Pilot's tip of the week

Tracking with GPS


Subscriber question:

"What’s the best way to use a GPS to pick a heading that keeps me on course to my destination?" - Chris S.


“If you have GPS, the two numbers you need to see are the desired track and actual track. If you’re centered on course and these match, you’ll stay perfectly centered on course.

Desired track is your course over the ground from your departure to your destination, or the course between two waypoints if you’re not going direct. This is what you flight plan and what you see in the DTK field of many panel-mount navigators or the course shown on many iPad apps. Track is your actual path across the ground at that moment, given your current heading, speed, and the actual winds. This is denoted TRK on many navigators.

Now imagine the course you want to fly from Airport A to Airport B is 270. This means your desired track is 270. You take off and turn on course with a heading of 270 so that you’re centered on the magenta line for the moment. If there was no wind, your track would also be 270, but today there’s a wind from the North and your track is 260. Even though you’re currently on course, you will drift south of course.

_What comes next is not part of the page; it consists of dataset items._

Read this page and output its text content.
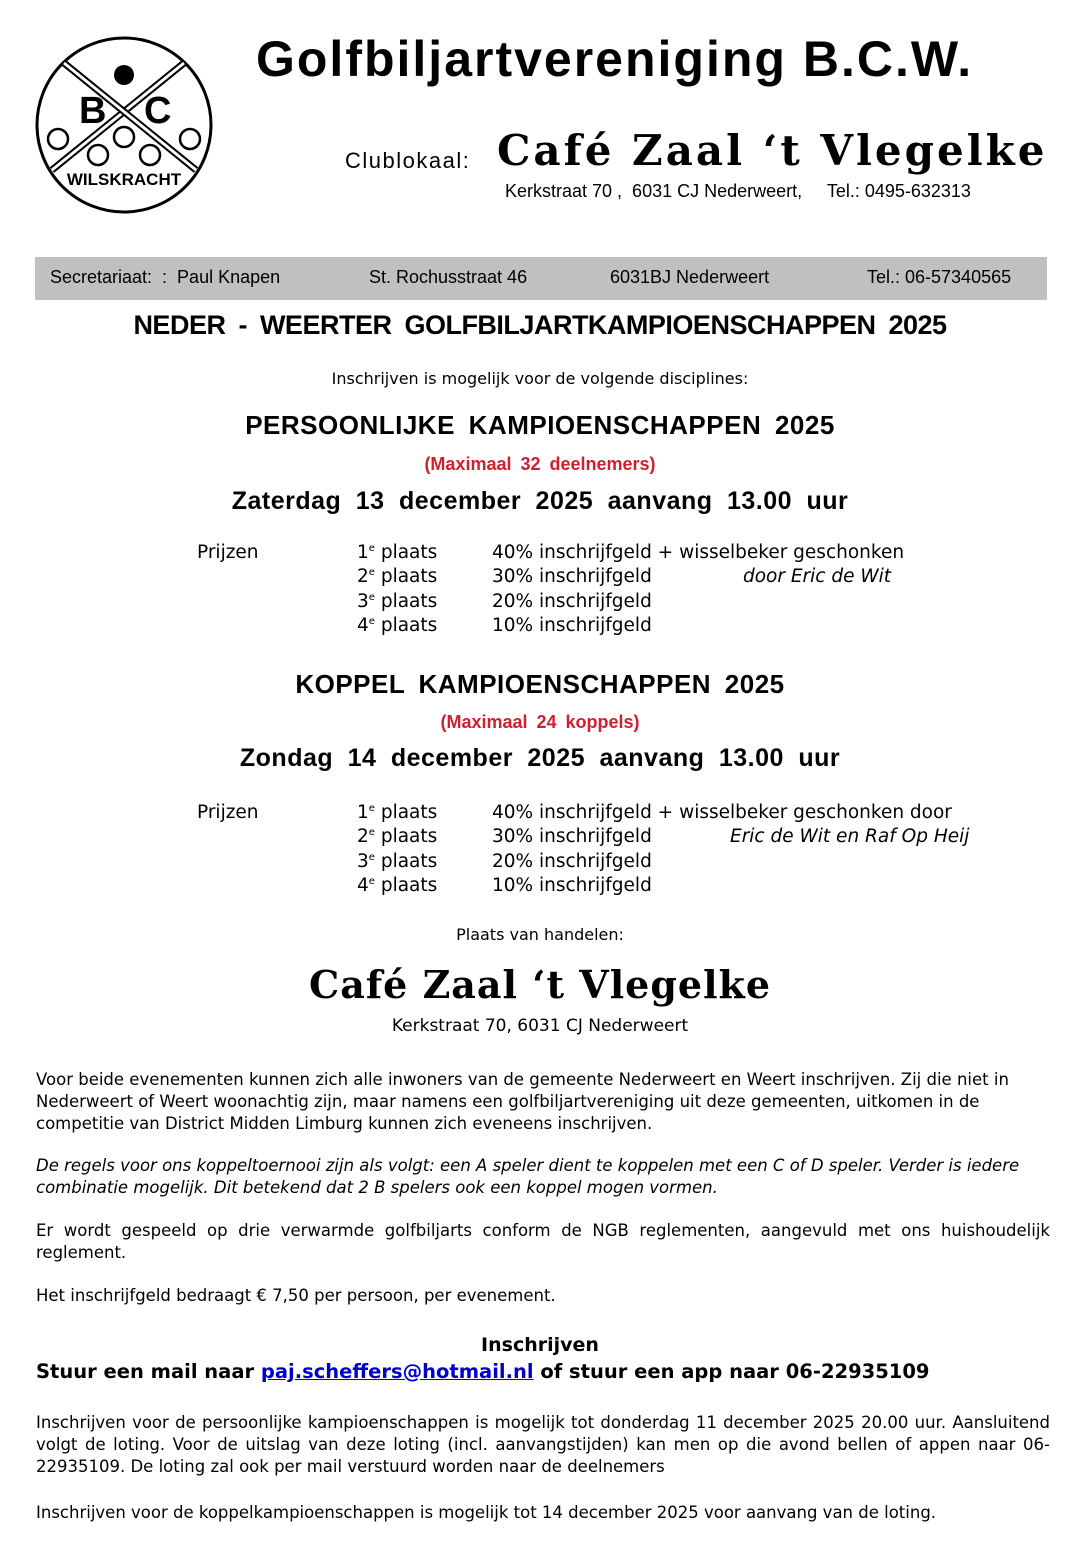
B C
WILSKRACHT
Golfbiljartvereniging B.C.W.
Clublokaal: Café Zaal ‘t Vlegelke
Kerkstraat 70 ,  6031 CJ Nederweert,     Tel.: 0495-632313
Secretariaat:  :  Paul Knapen	St. Rochusstraat 46	6031BJ Nederweert	Tel.: 06-57340565
NEDER - WEERTER GOLFBILJARTKAMPIOENSCHAPPEN 2025
Inschrijven is mogelijk voor de volgende disciplines:
PERSOONLIJKE KAMPIOENSCHAPPEN 2025
(Maximaal 32 deelnemers)
Zaterdag 13 december 2025 aanvang 13.00 uur
Prijzen	1e plaats	40% inschrijfgeld + wisselbeker geschonken
2e plaats	30% inschrijfgeld	door Eric de Wit
3e plaats	20% inschrijfgeld
4e plaats	10% inschrijfgeld
KOPPEL KAMPIOENSCHAPPEN 2025
(Maximaal 24 koppels)
Zondag 14 december 2025 aanvang 13.00 uur
Prijzen	1e plaats	40% inschrijfgeld + wisselbeker geschonken door
2e plaats	30% inschrijfgeld	Eric de Wit en Raf Op Heij
3e plaats	20% inschrijfgeld
4e plaats	10% inschrijfgeld
Plaats van handelen:
Café Zaal ‘t Vlegelke
Kerkstraat 70, 6031 CJ Nederweert
Voor beide evenementen kunnen zich alle inwoners van de gemeente Nederweert en Weert inschrijven. Zij die niet in Nederweert of Weert woonachtig zijn, maar namens een golfbiljartvereniging uit deze gemeenten, uitkomen in de competitie van District Midden Limburg kunnen zich eveneens inschrijven.
De regels voor ons koppeltoernooi zijn als volgt: een A speler dient te koppelen met een C of D speler. Verder is iedere combinatie mogelijk. Dit betekend dat 2 B spelers ook een koppel mogen vormen.
Er wordt gespeeld op drie verwarmde golfbiljarts conform de NGB reglementen, aangevuld met ons huishoudelijk reglement.
Het inschrijfgeld bedraagt € 7,50 per persoon, per evenement.
Inschrijven
Stuur een mail naar paj.scheffers@hotmail.nl of stuur een app naar 06-22935109
Inschrijven voor de persoonlijke kampioenschappen is mogelijk tot donderdag 11 december 2025 20.00 uur. Aansluitend volgt de loting. Voor de uitslag van deze loting (incl. aanvangstijden) kan men op die avond bellen of appen naar 06-22935109. De loting zal ook per mail verstuurd worden naar de deelnemers
Inschrijven voor de koppelkampioenschappen is mogelijk tot 14 december 2025 voor aanvang van de loting.
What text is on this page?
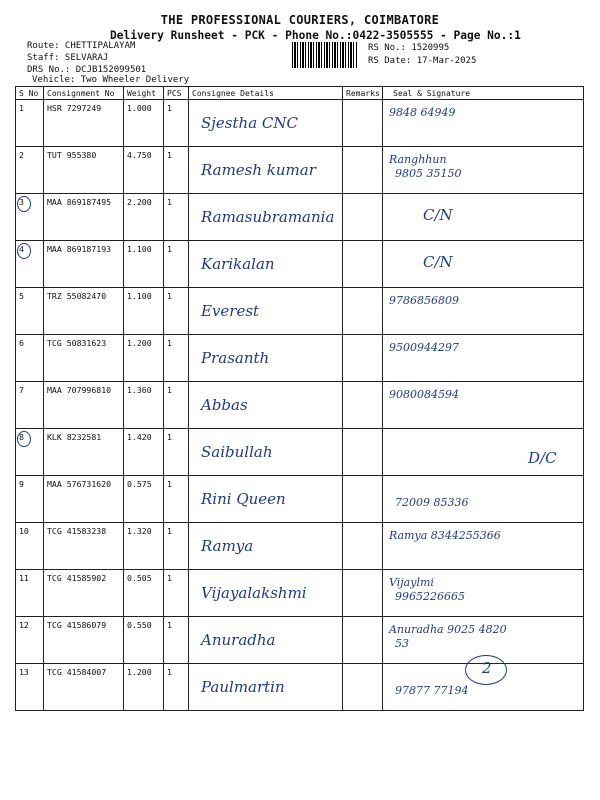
THE PROFESSIONAL COURIERS, COIMBATORE
Delivery Runsheet - PCK - Phone No.:0422-3505555 - Page No.:1
Route: CHETTIPALAYAM
Staff: SELVARAJ
DRS No.: DCJB152099501
Vehicle: Two Wheeler Delivery
RS No.: 1520995
RS Date: 17-Mar-2025
S No	Consignment No	Weight	PCS	Consignee Details	Remarks	Seal & Signature
1	HSR 7297249	1.000	1	Sjestha CNC		9848 64949

2	TUT 955380	4.750	1	Ramesh kumar		Ranghhun
9805 35150

3	MAA 869187495	2.200	1	Ramasubramania		C/N

4	MAA 869187193	1.100	1	Karikalan		C/N

5	TRZ 55082470	1.100	1	Everest		9786856809

6	TCG 50831623	1.200	1	Prasanth		9500944297

7	MAA 707996810	1.360	1	Abbas		9080084594

8	KLK 8232581	1.420	1	Saibullah		D/C

9	MAA 576731620	0.575	1	Rini Queen		72009 85336

10	TCG 41583238	1.320	1	Ramya		Ramya 8344255366

11	TCG 41585902	0.505	1	Vijayalakshmi		Vijaylmi
9965226665

12	TCG 41586079	0.550	1	Anuradha		Anuradha 9025 4820
53

13	TCG 41584007	1.200	1	Paulmartin		97877 77194
2
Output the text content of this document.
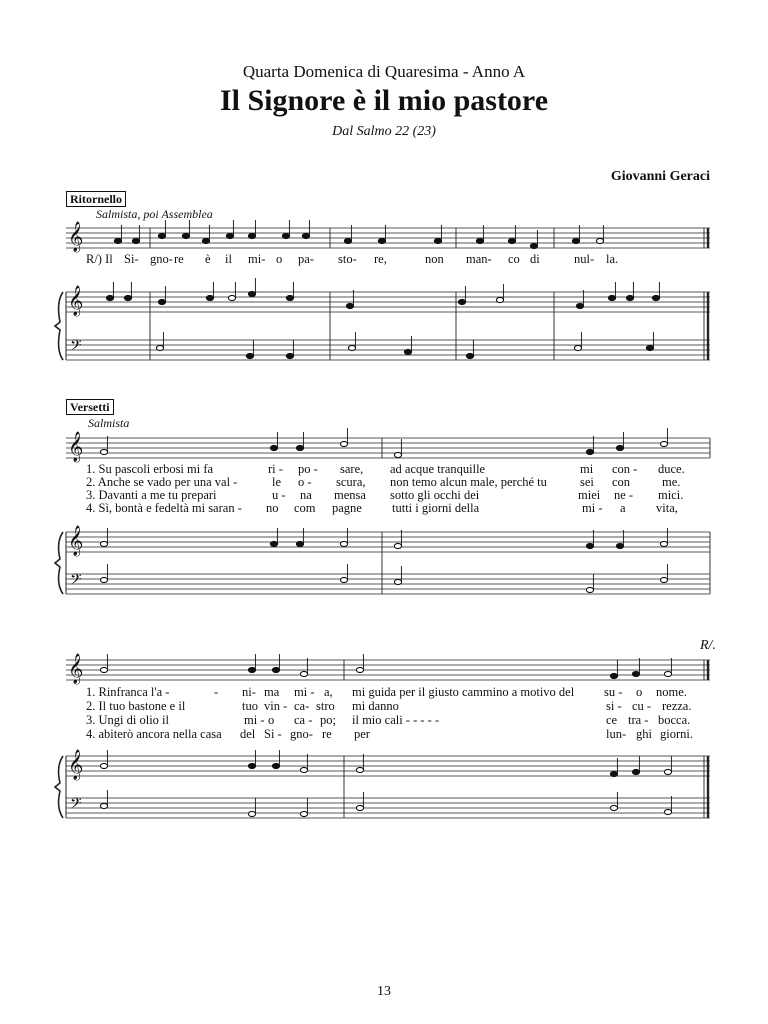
Quarta Domenica di Quaresima - Anno A
Il Signore è il mio pastore
Dal Salmo 22 (23)
Giovanni Geraci
Ritornello
Salmista, poi Assemblea
Versetti
Salmista
R/.
𝄞
𝄞
𝄢
𝄞
𝄞
𝄢
𝄞
𝄞
𝄢
R/) Il Si- gno- re è il mi- o pa- sto- re,	non man- co di	nul- la.
1. Su pascoli erbosi mi fa	ri - po - sare, ad acque tranquille	mi con - duce.
2. Anche se vado per una val -	le o - scura, non temo alcun male, perché tu	sei con	me.
3. Davanti a me tu prepari	u - na mensa sotto gli occhi dei	miei ne - mici.
4. Sì, bontà e fedeltà mi saran - no com pagne tutti i giorni della	mi - a vita,
1. Rinfranca l'a -	- ni- ma mi - a, mi guida per il giusto cammino a motivo del su - o nome.
2. Il tuo bastone e il	tuo vin - ca- stro mi danno	si - cu - rezza.
3. Ungi di olio il	mi - o ca - po; il mio cali - - - - -	ce tra - bocca.
4. abiterò ancora nella casa del Si - gno- re per	lun- ghi giorni.
13
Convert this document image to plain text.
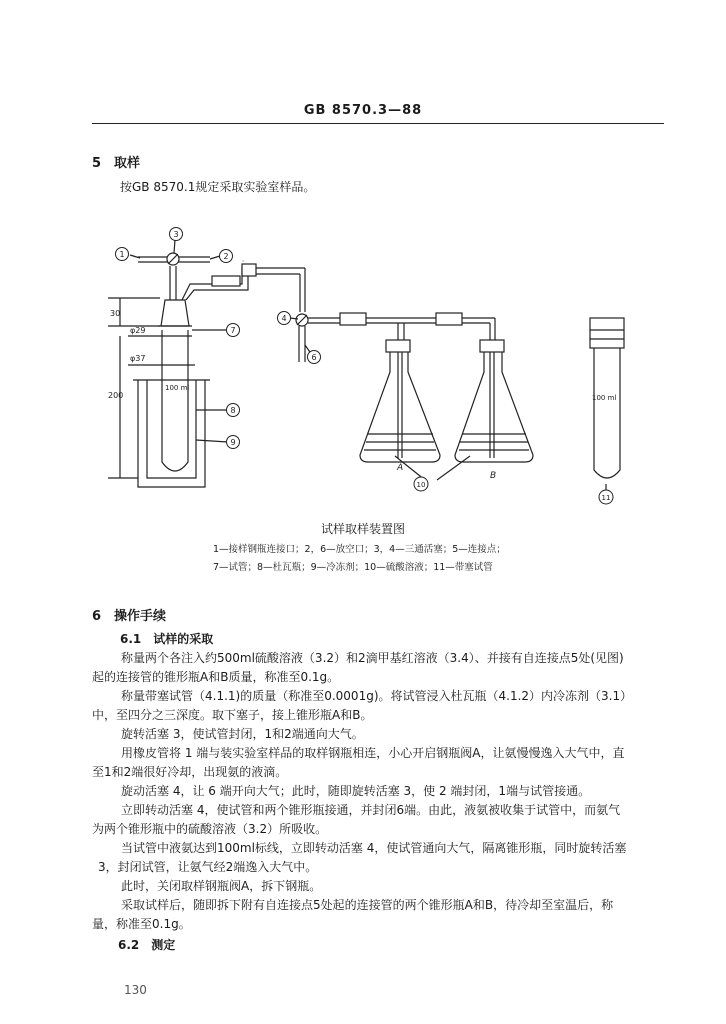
GB 8570.3—88
5　取样
按GB 8570.1规定采取实验室样品。
φ29
φ37
30
200
100 ml
100 ml
A
B
1
3
2
7
4
6
8
9
10
11
试样取样装置图
1—接样钢瓶连接口；2，6—放空口；3，4—三通活塞；5—连接点；
7—试管；8—杜瓦瓶；9—冷冻剂；10—硫酸溶液；11—带塞试管
6　操作手续
6.1　试样的采取
称量两个各注入约500ml硫酸溶液（3.2）和2滴甲基红溶液（3.4）、并接有自连接点5处(见图)
起的连接管的锥形瓶A和B质量，称准至0.1g。
称量带塞试管（4.1.1)的质量（称准至0.0001g)。将试管浸入杜瓦瓶（4.1.2）内冷冻剂（3.1）
中，至四分之三深度。取下塞子，接上锥形瓶A和B。
旋转活塞 3，使试管封闭，1和2端通向大气。
用橡皮管将 1 端与装实验室样品的取样钢瓶相连，小心开启钢瓶阀A，让氨慢慢逸入大气中，直
至1和2端很好冷却，出现氨的液滴。
旋动活塞 4，让 6 端开向大气；此时，随即旋转活塞 3，使 2 端封闭，1端与试管接通。
立即转动活塞 4，使试管和两个锥形瓶接通，并封闭6端。由此，液氨被收集于试管中，而氨气
为两个锥形瓶中的硫酸溶液（3.2）所吸收。
当试管中液氨达到100ml标线，立即转动活塞 4，使试管通向大气，隔离锥形瓶，同时旋转活塞
3，封闭试管，让氨气经2端逸入大气中。
此时，关闭取样钢瓶阀A，拆下钢瓶。
采取试样后，随即拆下附有自连接点5处起的连接管的两个锥形瓶A和B，待冷却至室温后，称
量，称准至0.1g。
6.2　测定
130
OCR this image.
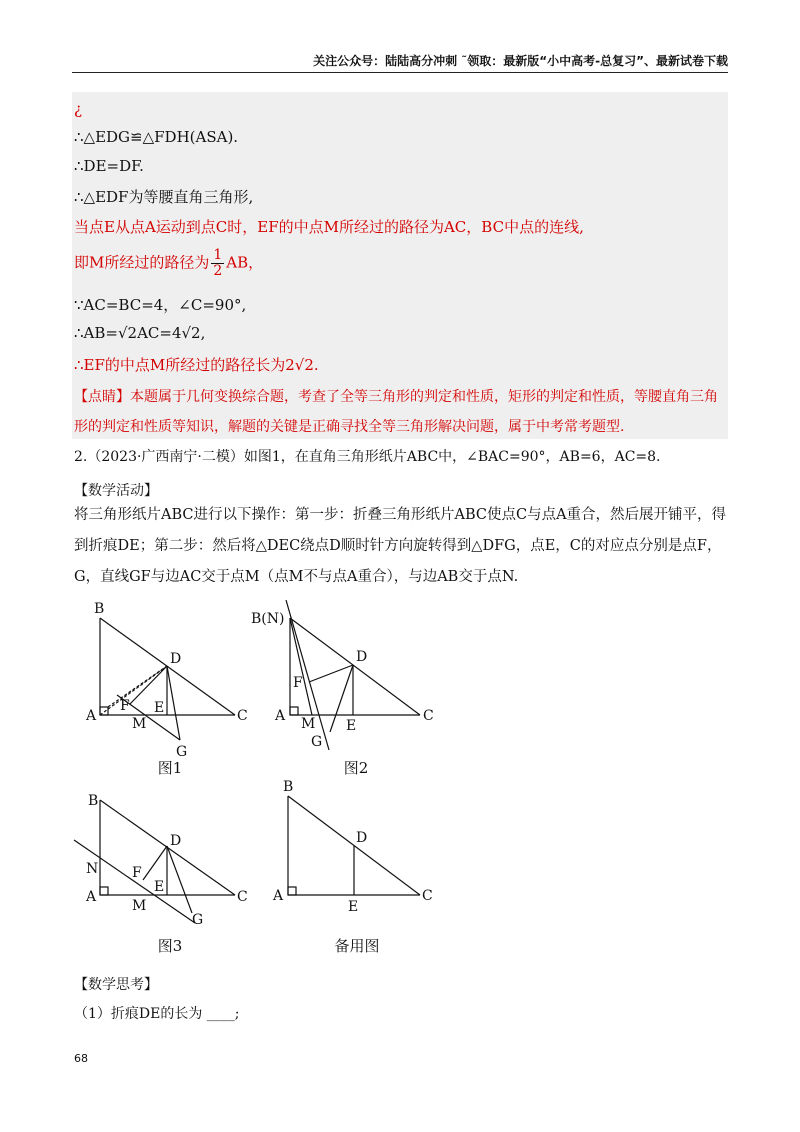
关注公众号：陆陆高分冲刺 ˜领取：最新版“小中高考-总复习”、最新试卷下载
¿
∴△EDG≌△FDH(ASA).
∴DE=DF.
∴△EDF为等腰直角三角形,
当点E从点A运动到点C时，EF的中点M所经过的路径为AC，BC中点的连线,
即M所经过的路径为 $\frac{1}{2}$ AB，
∵AC=BC=4，∠C=90°,
∴AB=√2AC=4√2,
∴EF的中点M所经过的路径长为2√2.
【点睛】本题属于几何变换综合题，考查了全等三角形的判定和性质，矩形的判定和性质，等腰直角三角
形的判定和性质等知识，解题的关键是正确寻找全等三角形解决问题，属于中考常考题型.
2.（2023·广西南宁·二模）如图1，在直角三角形纸片ABC中，∠BAC=90°，AB=6，AC=8.
【数学活动】
将三角形纸片ABC进行以下操作：第一步：折叠三角形纸片ABC使点C与点A重合，然后展开铺平，得
到折痕DE；第二步：然后将△DEC绕点D顺时针方向旋转得到△DFG，点E，C的对应点分别是点F，
G，直线GF与边AC交于点M（点M不与点A重合），与边AB交于点N.
B
D
A
F E	C
M
G
图1
B(N)
D
F
A
E
C
M
G
图2
B
D
N F
A
E
C
M
G
图3
B
D
A
E
C
备用图
【数学思考】
（1）折痕DE的长为 ____;
68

Fix the issue by turning 10 degrees right. Check your track. If it’s 270, this new heading will keep you on course. If 10 degrees was too much, your track might read 272. Turn back to the left two degrees. Keep doing this until track and desired track match. Continue making corrections as you fly and you’ll stay perfectly on course to your destination.

Note that some apps will show a suggested heading that takes into account forecast winds. You want to match the actual course, not the suggested heading.”